Bem, o que dizer sobre ontem a noite? Fui na casa de uns amigos e me senti mal. Primeiro os palavrões, palavras de baixo calão e grosserias que são ditas em nome da alegria. Uma mistura de inflação do ego e perda da vergonha. Palavrão tem hora certa pra ser dito também. Depois a falta de assunto de quem não assiste nem Jornal Nacional, é triste. E há o Deus cristão, o Deus das pessoas tolerantes: consigo mesmas. Sim, é necessário sublimar toda a enxurrada de sentimentos baixos e destrutivos. Se não há sexo, precisa haver Deus. Como Shakespeare tem sempre razão: tudo é só guerra e luxúria, nada mais entra em moda.

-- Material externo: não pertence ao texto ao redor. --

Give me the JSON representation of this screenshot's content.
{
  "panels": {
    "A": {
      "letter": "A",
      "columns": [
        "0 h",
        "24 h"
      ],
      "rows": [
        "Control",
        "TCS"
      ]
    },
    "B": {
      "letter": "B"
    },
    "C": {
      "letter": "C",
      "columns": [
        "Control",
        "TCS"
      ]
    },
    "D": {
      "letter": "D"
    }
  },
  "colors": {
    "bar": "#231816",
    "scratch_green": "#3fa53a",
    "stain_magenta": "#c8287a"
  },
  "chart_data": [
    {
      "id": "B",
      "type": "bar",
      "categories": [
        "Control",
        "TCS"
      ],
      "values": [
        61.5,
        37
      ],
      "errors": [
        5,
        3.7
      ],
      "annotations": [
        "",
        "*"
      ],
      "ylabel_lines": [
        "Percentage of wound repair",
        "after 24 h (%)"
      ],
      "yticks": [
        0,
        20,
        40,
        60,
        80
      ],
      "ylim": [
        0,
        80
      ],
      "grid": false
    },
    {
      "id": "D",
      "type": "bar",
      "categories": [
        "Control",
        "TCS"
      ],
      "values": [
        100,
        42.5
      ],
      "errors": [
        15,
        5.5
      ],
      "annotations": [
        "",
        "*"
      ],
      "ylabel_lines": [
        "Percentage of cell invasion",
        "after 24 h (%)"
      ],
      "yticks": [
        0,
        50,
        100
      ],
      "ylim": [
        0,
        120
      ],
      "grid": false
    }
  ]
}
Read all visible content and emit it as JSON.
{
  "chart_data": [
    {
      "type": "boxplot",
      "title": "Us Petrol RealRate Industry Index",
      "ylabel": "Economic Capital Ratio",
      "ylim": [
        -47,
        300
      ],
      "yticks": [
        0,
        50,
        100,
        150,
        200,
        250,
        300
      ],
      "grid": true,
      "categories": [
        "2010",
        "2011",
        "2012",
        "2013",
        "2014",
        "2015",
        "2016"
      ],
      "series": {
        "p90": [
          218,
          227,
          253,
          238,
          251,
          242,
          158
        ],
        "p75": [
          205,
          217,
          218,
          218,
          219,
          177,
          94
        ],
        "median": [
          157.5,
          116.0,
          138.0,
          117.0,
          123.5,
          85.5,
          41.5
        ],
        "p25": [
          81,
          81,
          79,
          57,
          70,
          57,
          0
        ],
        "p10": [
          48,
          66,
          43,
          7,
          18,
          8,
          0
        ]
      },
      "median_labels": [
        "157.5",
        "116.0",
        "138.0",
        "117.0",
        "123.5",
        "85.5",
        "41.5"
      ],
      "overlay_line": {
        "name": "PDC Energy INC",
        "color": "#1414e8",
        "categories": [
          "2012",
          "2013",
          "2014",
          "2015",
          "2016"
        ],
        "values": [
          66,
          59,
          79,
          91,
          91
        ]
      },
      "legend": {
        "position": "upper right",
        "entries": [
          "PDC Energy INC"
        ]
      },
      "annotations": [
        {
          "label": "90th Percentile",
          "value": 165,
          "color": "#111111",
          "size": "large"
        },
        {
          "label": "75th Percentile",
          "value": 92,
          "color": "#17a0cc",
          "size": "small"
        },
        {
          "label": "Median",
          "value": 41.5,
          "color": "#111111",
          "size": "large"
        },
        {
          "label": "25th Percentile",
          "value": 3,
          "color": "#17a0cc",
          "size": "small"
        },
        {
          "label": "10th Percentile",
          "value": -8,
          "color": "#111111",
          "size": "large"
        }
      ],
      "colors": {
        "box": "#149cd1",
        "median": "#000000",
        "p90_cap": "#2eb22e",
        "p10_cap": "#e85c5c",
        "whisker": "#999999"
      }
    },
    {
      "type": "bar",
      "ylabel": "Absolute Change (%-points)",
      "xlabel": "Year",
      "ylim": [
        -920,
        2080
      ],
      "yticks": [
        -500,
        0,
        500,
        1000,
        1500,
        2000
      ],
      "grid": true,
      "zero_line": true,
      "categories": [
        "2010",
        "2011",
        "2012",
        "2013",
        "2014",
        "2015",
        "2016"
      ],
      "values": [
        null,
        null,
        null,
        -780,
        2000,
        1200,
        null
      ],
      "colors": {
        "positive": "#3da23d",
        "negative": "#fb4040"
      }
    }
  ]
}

Não esperava ir lá encontrar uma daquelas minhas amiguinhas de São Paulo que estudaram na Casper Libero, na PUC ou na ECA e são profundas conhecedoras de nada, apesar de falarem sobre tudo. (exceto a Ana que eu convidei pra escrever no Blog =) Eu só esperava relaxar um pouco.
É estranho, não pensei que diria isto, mas sinto falta de São Paulo. Com correria, chefe idiota e tudo mais. Sinto falta do meu apartamento, de ir no espaço Unibanco e não comprar nada na feira embaixo do MASP. Mais do que tudo sinto falta do papo com os amigos, enquanto vamos explorando o centro velho, parando em cada buteco, pra me entupir de guaraná e me sentir original.